Il est peu de dire qu’énormément de choses ont changé depuis le long métrage culte qui a éveillé la passion du basket chez tant d’enfants de la génération Y. On a connu le cinéma américain, désormais dominé par les sagas à rallonge (et aux budgets qui, chapitre après chapitre, le sont tout autant), en pleine difficulté à se réinventer; aujourd’hui, ce défaut est devenu sa force, et l’industrie multiplie les milliards en déclinant à souhait ses titres les plus prospères. Dans ce schéma, Space Jam : A New Legacy apparaît à la fois comme un nouveau produit du système et une anomalie, une œuvre qui surfe sur le succès d’une précédente, mais à 25 ans de distance, et qui n’appelle pas, à son tour, de suite.
Mais au petit jeu des références méta, le studio Warner – qui n’en est pas à son premier coup d’essai, puisque c’est à lui qu’appartient l’univers étendu DC Comics, rival de Marvel – est plutôt doué. Plus que ses ennemis de chez Disney, qui se gavent de «fan service» bas de gamme pour engranger les billets verts facilement. Et Warner compte bien sur son catalogue centenaire et bien garni pour donner du piment à son univers : ainsi, LeBron James et ses nouveaux amis des Looney Tunes sont catapultés dans la peau de héros inattendus, de Batman et Robin à Mad Max en passant par Harry Potter. Et compter sans les références cachées dans le public du grand match, composé de personnages aussi improbables les uns que les autres (on notera même la présence des «droogies» d’Orange mécanique et de la nonne de The Devils, film-scandale de Ken Russell), ou les clins d’œil à la carrière de «King James» lui-même, dont la recréation de la fameuse photo du dunk de LeBron et «D. Wade» contre les Bucks, cette fois avec Lola Bunny.
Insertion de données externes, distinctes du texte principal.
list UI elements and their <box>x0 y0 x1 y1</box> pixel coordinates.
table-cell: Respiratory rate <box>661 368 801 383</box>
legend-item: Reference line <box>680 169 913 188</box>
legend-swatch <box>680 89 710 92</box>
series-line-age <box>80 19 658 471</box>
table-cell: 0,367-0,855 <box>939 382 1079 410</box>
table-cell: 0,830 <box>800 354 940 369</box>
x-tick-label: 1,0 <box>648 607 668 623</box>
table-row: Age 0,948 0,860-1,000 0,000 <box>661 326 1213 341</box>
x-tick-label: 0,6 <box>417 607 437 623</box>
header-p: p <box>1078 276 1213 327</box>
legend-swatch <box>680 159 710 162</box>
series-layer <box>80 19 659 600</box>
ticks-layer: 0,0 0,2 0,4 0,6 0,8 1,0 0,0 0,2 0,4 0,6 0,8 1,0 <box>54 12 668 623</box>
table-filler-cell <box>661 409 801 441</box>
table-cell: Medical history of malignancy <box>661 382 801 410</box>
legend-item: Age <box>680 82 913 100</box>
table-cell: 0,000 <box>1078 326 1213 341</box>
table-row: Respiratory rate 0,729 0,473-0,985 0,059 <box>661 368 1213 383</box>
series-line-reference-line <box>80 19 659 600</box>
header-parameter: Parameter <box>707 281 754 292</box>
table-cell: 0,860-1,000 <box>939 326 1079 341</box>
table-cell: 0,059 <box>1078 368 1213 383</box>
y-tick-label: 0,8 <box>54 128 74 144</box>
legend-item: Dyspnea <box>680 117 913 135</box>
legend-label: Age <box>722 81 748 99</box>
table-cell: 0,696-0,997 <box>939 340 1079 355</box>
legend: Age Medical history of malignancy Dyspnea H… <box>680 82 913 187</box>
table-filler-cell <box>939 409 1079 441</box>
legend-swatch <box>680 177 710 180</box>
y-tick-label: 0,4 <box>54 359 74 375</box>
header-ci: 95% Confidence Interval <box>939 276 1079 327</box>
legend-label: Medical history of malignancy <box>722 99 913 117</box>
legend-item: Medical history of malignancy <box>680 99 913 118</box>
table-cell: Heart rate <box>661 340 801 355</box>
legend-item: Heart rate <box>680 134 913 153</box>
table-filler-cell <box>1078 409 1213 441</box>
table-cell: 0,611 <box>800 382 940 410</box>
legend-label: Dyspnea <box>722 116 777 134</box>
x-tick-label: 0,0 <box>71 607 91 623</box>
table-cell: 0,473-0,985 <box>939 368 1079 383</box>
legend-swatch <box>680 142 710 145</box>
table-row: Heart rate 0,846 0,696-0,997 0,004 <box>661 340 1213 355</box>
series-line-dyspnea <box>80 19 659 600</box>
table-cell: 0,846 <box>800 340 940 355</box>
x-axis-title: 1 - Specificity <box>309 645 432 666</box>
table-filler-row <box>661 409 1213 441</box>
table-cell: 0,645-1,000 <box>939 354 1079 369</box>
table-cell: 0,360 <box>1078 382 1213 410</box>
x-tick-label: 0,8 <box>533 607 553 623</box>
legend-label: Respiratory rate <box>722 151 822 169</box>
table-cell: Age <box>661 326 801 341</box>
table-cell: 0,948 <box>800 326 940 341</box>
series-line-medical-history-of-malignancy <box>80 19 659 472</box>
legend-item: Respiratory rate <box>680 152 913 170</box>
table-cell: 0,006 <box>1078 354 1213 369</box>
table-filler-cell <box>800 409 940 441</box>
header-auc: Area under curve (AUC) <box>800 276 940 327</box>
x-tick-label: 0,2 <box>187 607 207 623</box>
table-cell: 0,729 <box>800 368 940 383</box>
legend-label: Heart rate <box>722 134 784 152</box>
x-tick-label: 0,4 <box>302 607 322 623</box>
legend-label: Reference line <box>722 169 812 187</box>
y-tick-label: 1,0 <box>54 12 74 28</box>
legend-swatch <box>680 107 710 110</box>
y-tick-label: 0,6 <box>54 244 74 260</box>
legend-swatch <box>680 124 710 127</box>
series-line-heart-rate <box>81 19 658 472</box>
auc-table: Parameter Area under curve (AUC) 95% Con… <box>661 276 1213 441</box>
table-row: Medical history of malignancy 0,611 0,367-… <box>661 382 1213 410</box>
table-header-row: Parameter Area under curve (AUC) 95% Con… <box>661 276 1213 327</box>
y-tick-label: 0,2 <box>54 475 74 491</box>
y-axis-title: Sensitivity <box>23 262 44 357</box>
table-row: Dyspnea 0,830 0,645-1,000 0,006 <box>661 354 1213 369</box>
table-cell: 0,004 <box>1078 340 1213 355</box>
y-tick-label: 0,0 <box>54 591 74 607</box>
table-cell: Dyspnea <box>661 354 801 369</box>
Mieux qu’un remake ou qu’une suite qui tente de s’aligner face à la vague des «multivers» qui sont légion chez Disney, Space Jam : A New Legacy porte un propos actuel, avec le face-à-face de deux générations : LeBron James et son fils (Cedric Joe), le premier qui ne vit que pour le «vrai», l’effort et la beauté du jeu, le second qui, du haut de son adolescence, est un crack en informatique et a créé son propre jeu vidéo, plus intéressé par une participation au forum E3 qu’à un stage de basketball. Le fossé entre les deux, qui ne se comprennent pas – le jeune Dom trouvera même un père de substitution en la personne d’Al G. Rhythm (Don Cheadle), une intelligence artificielle – sera l’un des enjeux de la trame générale, traité avec modernité et tact.
Comme son prédécesseur, le film repose d’abord sur sa star, LeBron James. «Showmen» hors pair, les basketteurs sont des acteurs nés, mais à ce petit jeu, le «King» s’en sort mieux que Michael Jordan. Peut-être parce qu’il est mieux dirigé. Peut-être, aussi, parce que ce second volet est moins enclin à servir la soupe à sa vedette, Jordan ayant été immortalisé aussi avec ce qu’il avait de détestable, une petite dose d’individualisme en tête, et ce n’est pas la passe décisive de Bill Murray au buzzer qui y changera quelque chose. Au lieu de cela, James avance dans la trame comme un porte-parole des valeurs familiales, du collectif et du respect, qui doit faire ses preuves après avoir lui-même failli à ces trois besognes. Une véritable icône tous publics, «postérisée» à jamais sous sa plus belle lumière.